2. Complete the application
The next step is to complete a credit card application online, in-person at a bank, over the phone or through the mail. You’ll need to submit basic information, like your name, Social Security number, birth date, address, phone number, employment status, income and housing costs.
3. Build your credit for a chance to upgrade
If your objective is to get a credit card with better rewards or a lower interest rate, you’ll need to boost your credit profile by displaying responsible card usage. This includes paying your bills on time every month.
How to build credit with a credit card
By using a credit card responsibly, you can improve your credit score over time. Following these steps can help you qualify for credit cards with better rewards programs, more benefits and lower APRs in the future:
Pay your bill on time and in full every month.
Because your payment history is the most important factor affecting your credit score, you should always pay your bill on time. We also recommend paying your balance in full whenever possible to avoid racking up expensive interest charges.
Don’t use your entire line of credit.
Experts recommend using no more than 30% of your credit limit. This means, if you have a $3,000 line of credit, you shouldn’t carry a balance of more than $900 at any given time.
Avoid applying for additional credit unless absolutely necessary.
When you apply for new credit, it generates a hard inquiry and lowers your average age of accounts. Both of those actions negatively impact your credit score.
Use your card regularly to make small purchases.

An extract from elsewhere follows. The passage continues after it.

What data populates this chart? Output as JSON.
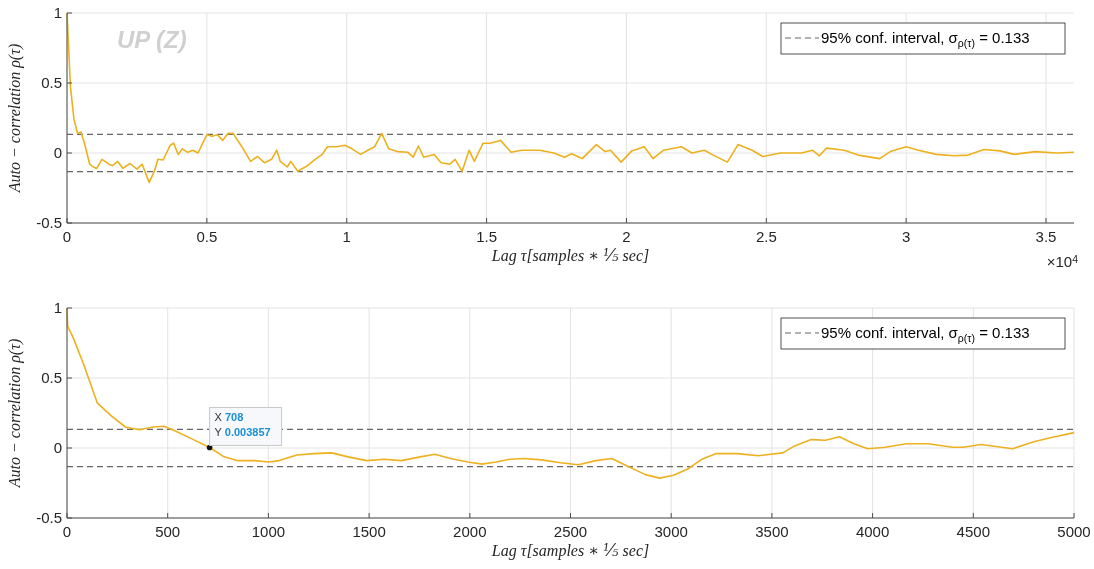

Issuers like to see that you’re using your card, but that you’re also keeping your spending under control. Note that you don’t need to use your card at all to generate a credit report. As long as your account is open and you don’t make late payments, you’ll generate a positive payment history. However, the issuer may close your account if it is inactive. To avoid this, you can charge small, recurring transactions to your card, like monthly streaming or magazine subscriptions. Then, set up autopay to ensure you never miss a payment.